I have boolean array of shape (n_samples, n_items) which represents a set: my_set[i, j] tells if sample i contains item j.
To populate it, the array is initialized as zeros, and receive another array of integers, with shape (n_samples, 3), telling for each example, three elements that belongs to it, for instance:
my_set = np.zeros((2, 5), dtype=bool)
init_values = np.array([[1,3,4], [0,1,2]], dtype=np.int64)
So, I need to fill my_set in row 0 and columns 1, 3, 4 and in row 1, columns 0, 1, 2, with with ones.
my_set contain valid values in appropriated range (that is, in [0, n_items)), and each column doesn't contain duplicated items.
Some failed approaches:
- I know that a list of integers (or array) can be used as index, so I tried to use
init_valuesas index straightforward, but it failed:
my_set[init_values] = 1
File "<ipython-input-9-9b2c4d19f4f6>", line 1, in <cell line: 1>
my_set[init_values] = 1
IndexError: index 3 is out of bounds for axis 0 with size 2
- I don't know why the 3 is indexing over the first axis, so I tried a second approach: "pick up all rows and index only desired columns", using a mix of slicing and integer index. And it didn't throw error, but didn't worked as expected: checkout the shape, I expect it to be
(2, 3), however...
my_set[:, init_values].shape
Out[11]: (2, 2, 3)
- Not sure why it didn't work, but at least the first axis looks correct, so I tried to pick up only the first column, which is a list of integers, and therefore it is "more natural"... once again, it didn't worked:
my_set[:, init_values[:,0]].shape
Out[12]: (2, 2)
I expected this shape to be (2, 1) since I wanted all rows with a single column on each, corresponding to the indexes given in init_values.
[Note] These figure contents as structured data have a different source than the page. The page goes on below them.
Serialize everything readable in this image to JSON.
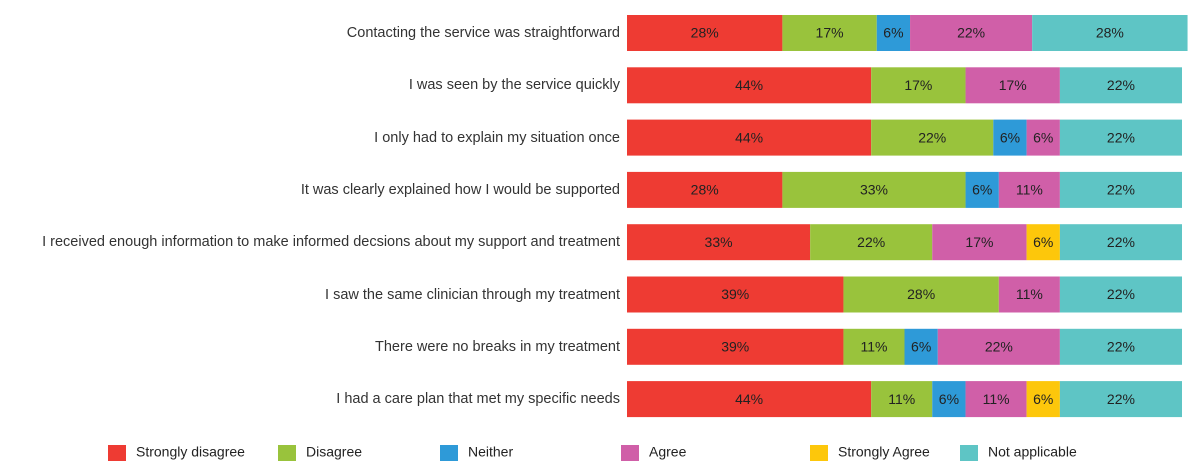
{
  "chart_data": {
    "type": "stacked-bar-horizontal",
    "categories": [
      "Contacting the service was straightforward",
      "I was seen by the service quickly",
      "I only had to explain my situation once",
      "It was clearly explained how I would be supported",
      "I received enough information to make informed decsions about my support and treatment",
      "I saw the same clinician through my treatment",
      "There were no breaks in my treatment",
      "I had a care plan that met my specific needs"
    ],
    "series": [
      {
        "name": "Strongly disagree",
        "color": "#ee3b33",
        "values": [
          28,
          44,
          44,
          28,
          33,
          39,
          39,
          44
        ],
        "value_labels": [
          "28%",
          "44%",
          "44%",
          "28%",
          "33%",
          "39%",
          "39%",
          "44%"
        ]
      },
      {
        "name": "Disagree",
        "color": "#99c33c",
        "values": [
          17,
          17,
          22,
          33,
          22,
          28,
          11,
          11
        ],
        "value_labels": [
          "17%",
          "17%",
          "22%",
          "33%",
          "22%",
          "28%",
          "11%",
          "11%"
        ]
      },
      {
        "name": "Neither",
        "color": "#2e9ad8",
        "values": [
          6,
          0,
          6,
          6,
          0,
          0,
          6,
          6
        ],
        "value_labels": [
          "6%",
          null,
          "6%",
          "6%",
          null,
          null,
          "6%",
          "6%"
        ]
      },
      {
        "name": "Agree",
        "color": "#d05fa8",
        "values": [
          22,
          17,
          6,
          11,
          17,
          11,
          22,
          11
        ],
        "value_labels": [
          "22%",
          "17%",
          "6%",
          "11%",
          "17%",
          "11%",
          "22%",
          "11%"
        ]
      },
      {
        "name": "Strongly Agree",
        "color": "#fdc70b",
        "values": [
          0,
          0,
          0,
          0,
          6,
          0,
          0,
          6
        ],
        "value_labels": [
          null,
          null,
          null,
          null,
          "6%",
          null,
          null,
          "6%"
        ]
      },
      {
        "name": "Not applicable",
        "color": "#5ec5c5",
        "values": [
          28,
          22,
          22,
          22,
          22,
          22,
          22,
          22
        ],
        "value_labels": [
          "28%",
          "22%",
          "22%",
          "22%",
          "22%",
          "22%",
          "22%",
          "22%"
        ]
      }
    ],
    "legend": "bottom"
  }
}
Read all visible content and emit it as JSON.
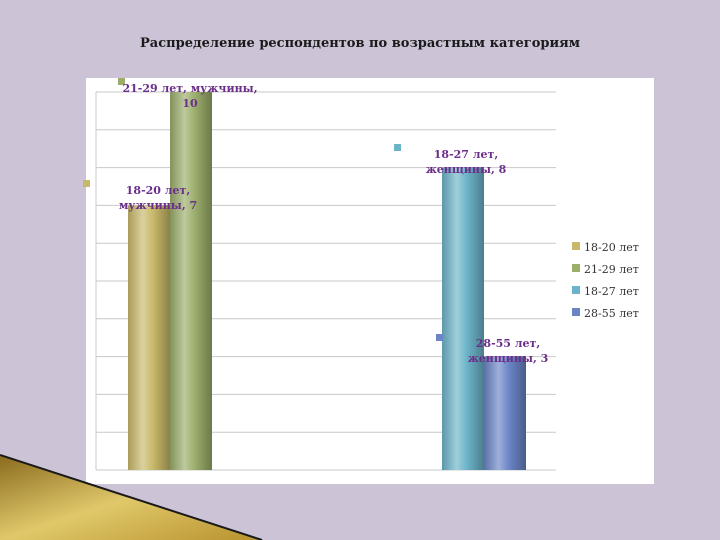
{
  "title": "Распределение респондентов по возрастным категориям",
  "chart_data": {
    "type": "bar",
    "title": "Распределение респондентов по возрастным категориям",
    "xlabel": "",
    "ylabel": "",
    "ylim": [
      0,
      10
    ],
    "grid": true,
    "legend_position": "right",
    "groups": [
      {
        "series": [
          "18-20 лет",
          "21-29 лет"
        ]
      },
      {
        "series": [
          "18-27 лет",
          "28-55 лет"
        ]
      }
    ],
    "series": [
      {
        "name": "18-20 лет",
        "values": [
          7,
          null
        ],
        "color": "#c8b86a",
        "data_label": [
          "18-20 лет,",
          "мужчины, 7"
        ]
      },
      {
        "name": "21-29 лет",
        "values": [
          10,
          null
        ],
        "color": "#9aad6a",
        "data_label": [
          "21-29 лет, мужчины,",
          "10"
        ]
      },
      {
        "name": "18-27 лет",
        "values": [
          null,
          8
        ],
        "color": "#6bb3c8",
        "data_label": [
          "18-27 лет,",
          "женщины, 8"
        ]
      },
      {
        "name": "28-55 лет",
        "values": [
          null,
          3
        ],
        "color": "#6a84c6",
        "data_label": [
          "28-55 лет,",
          "женщины, 3"
        ]
      }
    ]
  }
}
- I decided to go back to integer index approach for the first axis.... and it worked:
my_set[np.arange(len(my_set)), init_values[:,0]].shape
Out[13]: (2,)
However, it only works wor one column, so I need to iterate over columns to make it really work, but it looks like a good-initial workaround.
Current solution
So, to solve my original problem, I wrote this:
for c in range(init_values.shape[1])
my_set[np.arange(len(my_set)), init_values[:,c]] = 1
# now lets check my_set is properly filled
print(my_set)
Out[14]: [[False True False True True]
[ True True True False False]]
which is exactly what I need.
Question(s):
That said, here goes my main question:
Is there a more efficient way to do this? I see it quite inefficient as the number of elements grows (for this example I used 3 but I actually need larger values).
In addition to this I'd like to understand why using np.arange on the first index behaves different from slicing it as :: I didn't expect this behavior.
Any other comment to understand why previous approaches failed, are also welcome.